Eu as vezes sonhava que ele tinha vinte anos. Vinte e dois. E dormia em paz. Mas sua ficha escolar na minha não por tantas vezes não me deixava sequer uma ilusão, ele tinha dezessete, mal completos dezessete anos.
       O homem saiu na porta e me chamou, já fui disposta a não lhe contar nada, minha vida não era da conta de ninguém já não bastava o que ainda haviam de falar de mim por ai, jornais baratos explorariam o caso como hienas famintas, tão claro saber, capaz de ser linchada.
Eu disse, eu era psicóloga, quer dizer, fazia o estágio no colégio, nós ficamos muito próximos, isso é comum nesses casos, o senhor sabe bem. Não havia nada demais, eu apenas o estimulava a seguir seu próprio caminho, essas coisas que os seres humanos tem direito, a própria vida a decidir entende?
O delegado obviamente não entendeu e foi direto ao ponto. Olhei para ele durante alguns segundos antes de responder . Ele não tinha nada de parecido com os de filme, tinha um cheiro bem forte de suor por sinal, o que eu não daria para sair correndo dali no meio da chuva?
Não senhor, eu menti, esse é o mais perfeito absurdo, nós nunca tivemos nada. Isso é apenas especulação. O pai dele tinha sérios distúrbios, criou uma realidade paralela, nunca houve nada que pudesse ultrapassar as barreiras do aceitável entre mim e aquele garoto.
Mentira, mentira, mentira. Houve uma , duas e três e assim seriam infinitas vezes até que nos fartássemos de sermos felizes, e a culpa parasse de me corroer, foram muitas as vezes e ainda seriam outras. E como era dor pura dizer que não haveriam mais de ser. 

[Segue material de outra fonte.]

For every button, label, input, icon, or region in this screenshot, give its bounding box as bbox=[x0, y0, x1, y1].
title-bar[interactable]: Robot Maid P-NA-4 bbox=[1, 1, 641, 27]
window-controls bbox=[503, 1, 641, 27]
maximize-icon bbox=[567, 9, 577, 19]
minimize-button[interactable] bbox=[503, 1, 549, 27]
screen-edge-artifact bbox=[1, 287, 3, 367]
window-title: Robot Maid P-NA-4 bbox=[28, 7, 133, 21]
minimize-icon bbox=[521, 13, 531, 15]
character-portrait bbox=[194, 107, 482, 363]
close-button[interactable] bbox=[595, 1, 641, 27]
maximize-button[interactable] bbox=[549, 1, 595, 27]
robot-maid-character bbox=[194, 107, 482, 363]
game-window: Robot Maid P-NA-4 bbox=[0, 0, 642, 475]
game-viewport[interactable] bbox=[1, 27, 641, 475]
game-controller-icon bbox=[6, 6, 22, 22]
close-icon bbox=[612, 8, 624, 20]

 O homem pareceu não convencido com minha negativa, mas também não se preocupou muito com isso, afinal de contas não havia muito que fazer naquele caso. Perguntou-me sobre o pai. Ele também sabia que ele era louco. E agora não havia duvida alguma, o pai agira por puro desespero ante a decepção, tem gente que não lida bem com isso, eu já disse, acabar com a realidade que acreditamos ser a ideal é um rombo enorme. Enorme... Ele via o filho fazendo sermões paras multidões, cantando para fiéis em transe catártico. Um popstar sagrado pode-se dizer assim...Eu morreria de rir se alguém viesse me contar e não tivesse acontecido comigo.Continuei:
- Vocês tem bons psicólogos, vão chegar a bons resultados. Eu não tenho mais nada a dizer, senhor, se me permite ir embora, estou exausta, preciso descansar tenho negócios a cuidar, se é que o senhor me entende.
Ele consentiu, eu terei que voltar diversas vezes ali ainda, mas se tem uma coisa que nunca fiz foi cair em contradição, muito se falará ao vento,mas nada se fará, bons antecedentes, me culpar pelo que? Breve todos se convencerão que eu realmente era apenas uma amiga preocupada e não uma pedófila, corruptora de menores.Case closed.